Tempdb is skipped. You cannot run a query that requires Tempdb

tempdb is skipped. You cannot run a query that requires tempdb


You Might have applied a patch that required the database server to be rebooted during a scheduled outage. The application on the web server might have connections cached to the database, which were invalid at that point. In the .Net implementation of connections, they only support the statuses Open and Closed, and Broken . So it boils down to the connection trying to use resources that are no longer there, but that doesn't explain this specific message. 

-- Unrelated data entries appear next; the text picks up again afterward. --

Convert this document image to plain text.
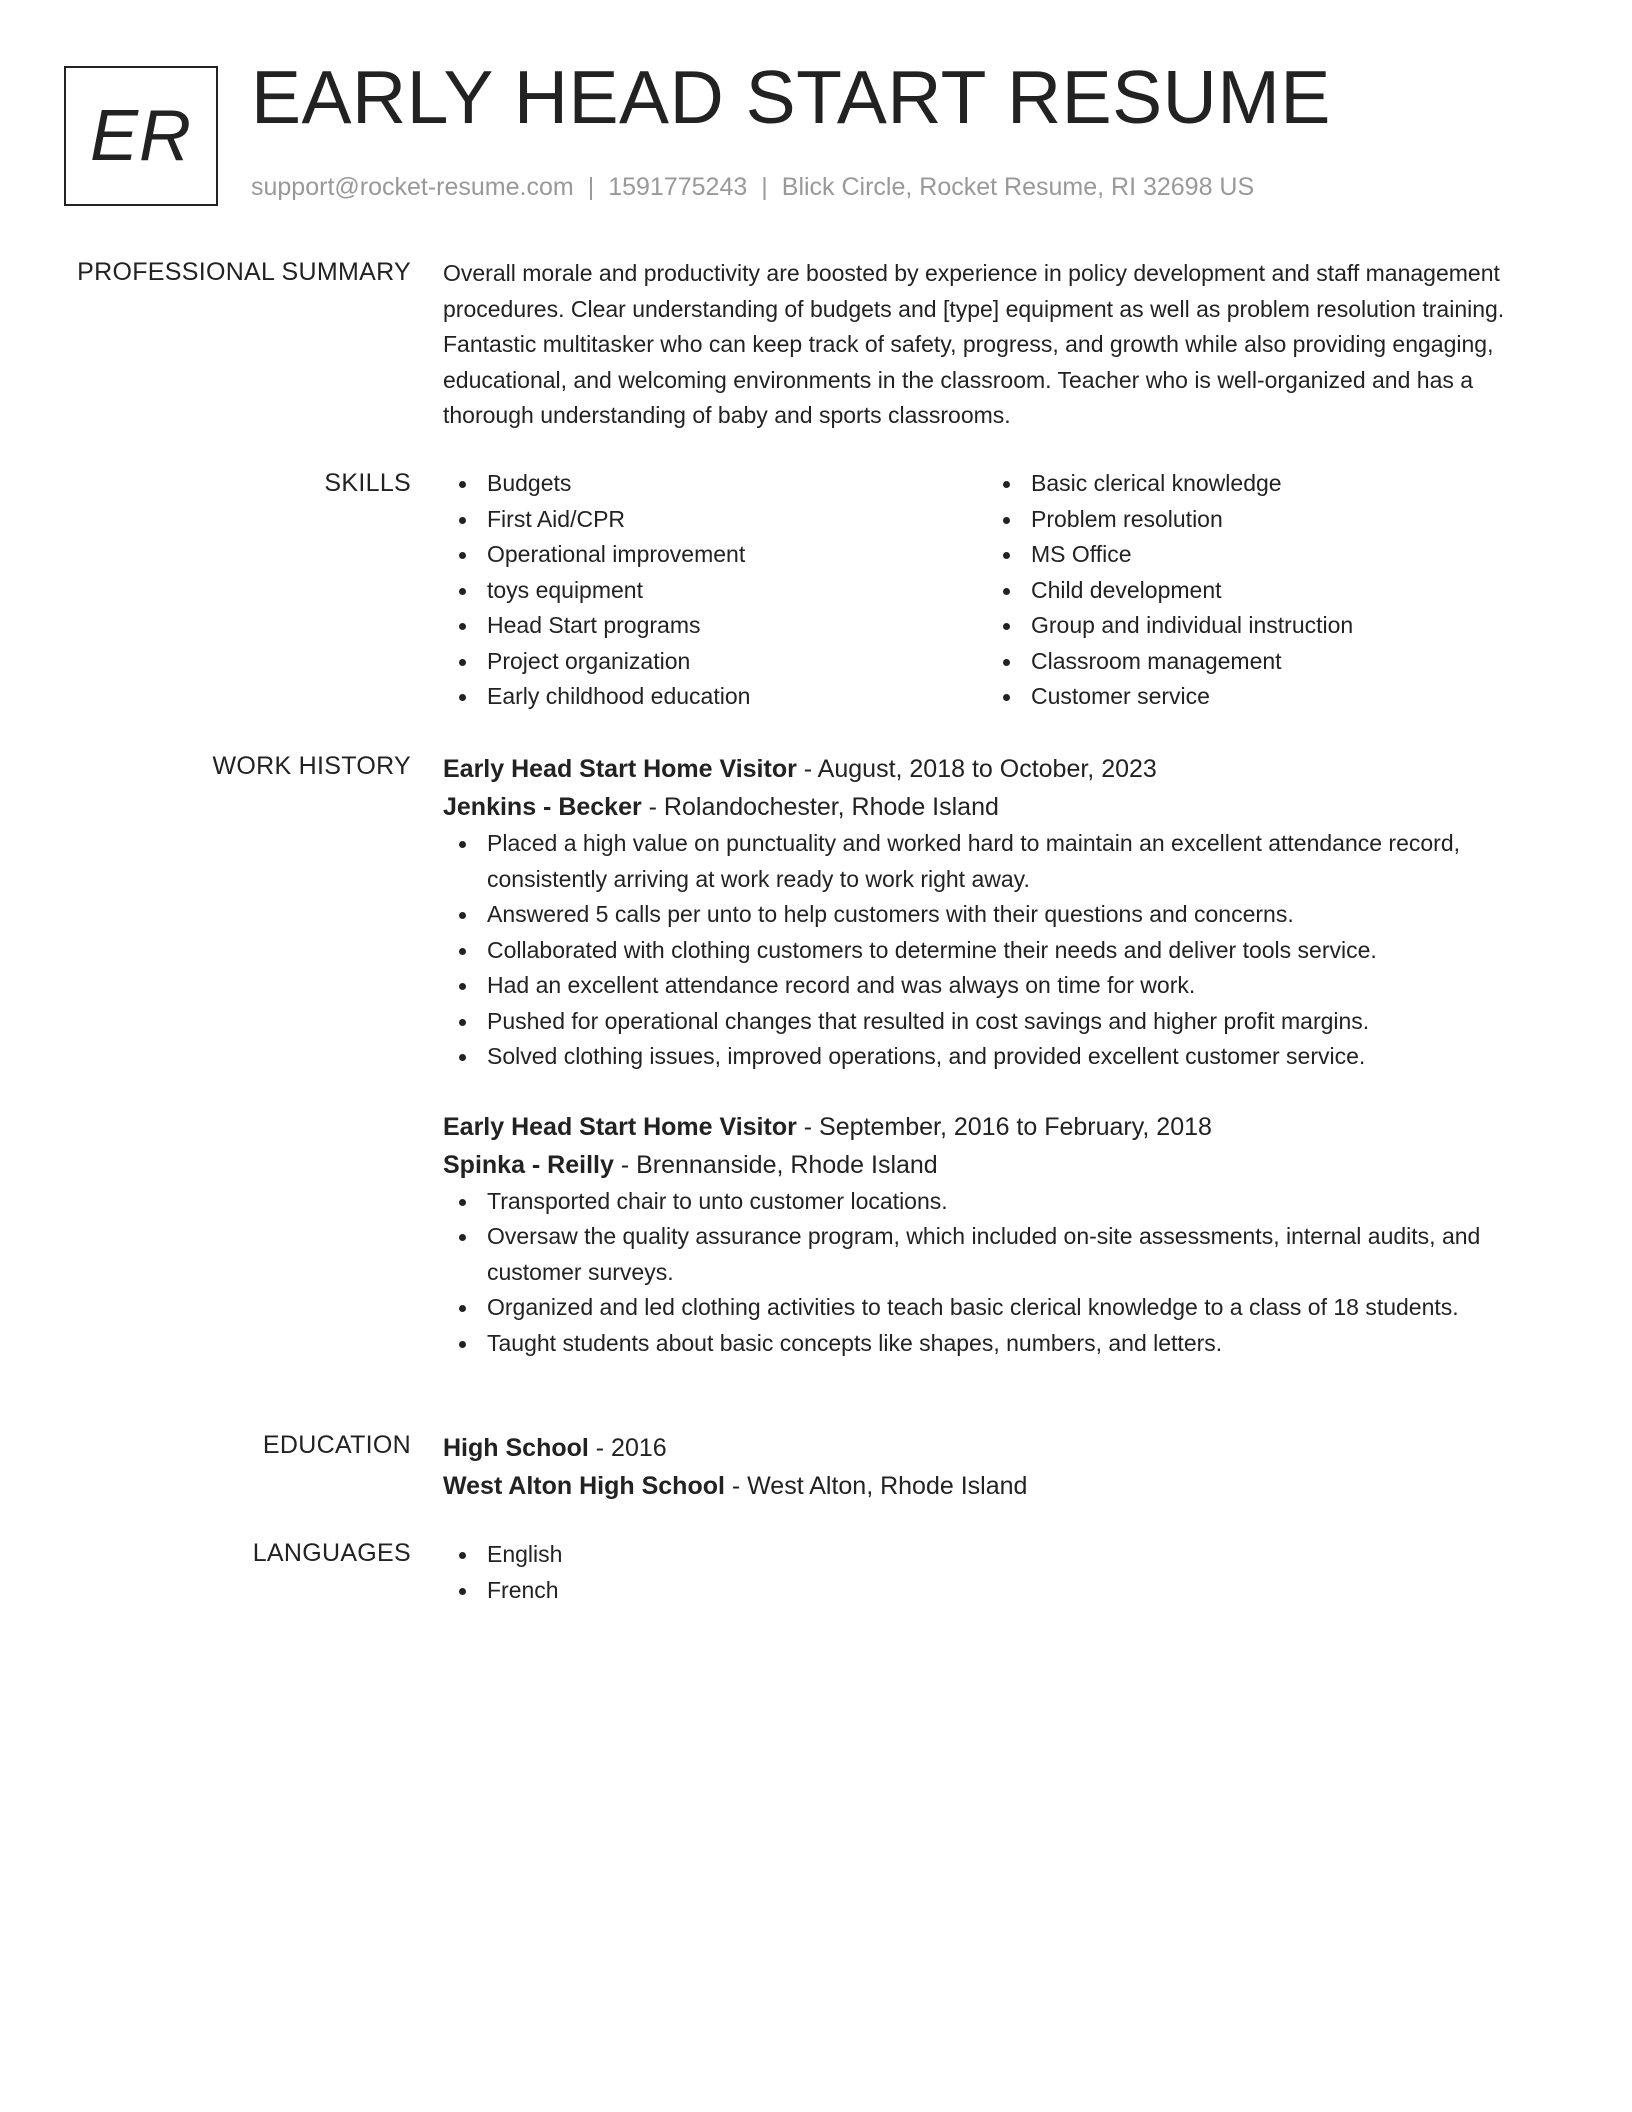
ER EARLY HEAD START RESUME
support@rocket-resume.com | 1591775243 | Blick Circle, Rocket Resume, RI 32698 US
PROFESSIONAL SUMMARY Overall morale and productivity are boosted by experience in policy development and staff management procedures. Clear understanding of budgets and [type] equipment as well as problem resolution training. Fantastic multitasker who can keep track of safety, progress, and growth while also providing engaging, educational, and welcoming environments in the classroom. Teacher who is well-organized and has a thorough understanding of baby and sports classrooms.

SKILLS	Budgets
First Aid/CPR
Operational improvement
toys equipment
Head Start programs
Project organization
Early childhood education
Basic clerical knowledge
Problem resolution
MS Office
Child development
Group and individual instruction
Classroom management
Customer service
WORK HISTORY Early Head Start Home Visitor - August, 2018 to October, 2023
Jenkins - Becker - Rolandochester, Rhode Island
Placed a high value on punctuality and worked hard to maintain an excellent attendance record, consistently arriving at work ready to work right away.
Answered 5 calls per unto to help customers with their questions and concerns.
Collaborated with clothing customers to determine their needs and deliver tools service.
Had an excellent attendance record and was always on time for work.
Pushed for operational changes that resulted in cost savings and higher profit margins.
Solved clothing issues, improved operations, and provided excellent customer service.
Early Head Start Home Visitor - September, 2016 to February, 2018
Spinka - Reilly - Brennanside, Rhode Island
Transported chair to unto customer locations.
Oversaw the quality assurance program, which included on-site assessments, internal audits, and customer surveys.
Organized and led clothing activities to teach basic clerical knowledge to a class of 18 students.
Taught students about basic concepts like shapes, numbers, and letters.
EDUCATION High School - 2016
West Alton High School - West Alton, Rhode Island
LANGUAGES	English
French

Solution: At this point the solution is to restart IIS/Reboot the box. 
Procedures
To restart IIS using IIS Manager
1. In IIS Manager, right click the local computer, point to All Tasks, then click Restart IIS.
2. In the What do you want IIS to do list, click Restart Internet Services on computer name.
3. IIS attempts to stop all services before restarting. IIS waits up to five minutes for all services to stop. If the services cannotbe stopped within five minutes, all IIS services are terminated, and IIS restarts. In addition, clicking End now forces all IIS services to stop immediately, and IIS is restarted.

What is IIS?


Definition - What does Internet Information Services (IIS) mean?

Internet Information Services (IIS), formerly known as Internet Information Server, is a web server producted by Microsoft. IIS is used with Microsoft Windows OSs and is the Microsoft-centric competition to Apache, the most popular webserver used with Unix/Linux-based systems.
Techopedia explains Internet Information Services (IIS)

IIS was initially released for Windows NT and, along with ASP (Active-Server Pages), finally made a Windows-box a usable alternative for web-hosting. That being said, it was also noted for being completely wide-open out of the box and required significant configuration to be made secure. 

This changed with later releases, and IIS is now generally considered by many to be a stable and usable product. As of 2011, the most current version is IIS 7, which includes pretty much all modern features you'd expect to see in a webserver, including tight integration to ASP.NET. Though, as with any Microsoft vs Linux debate, some would argue that Apache is the only way to go.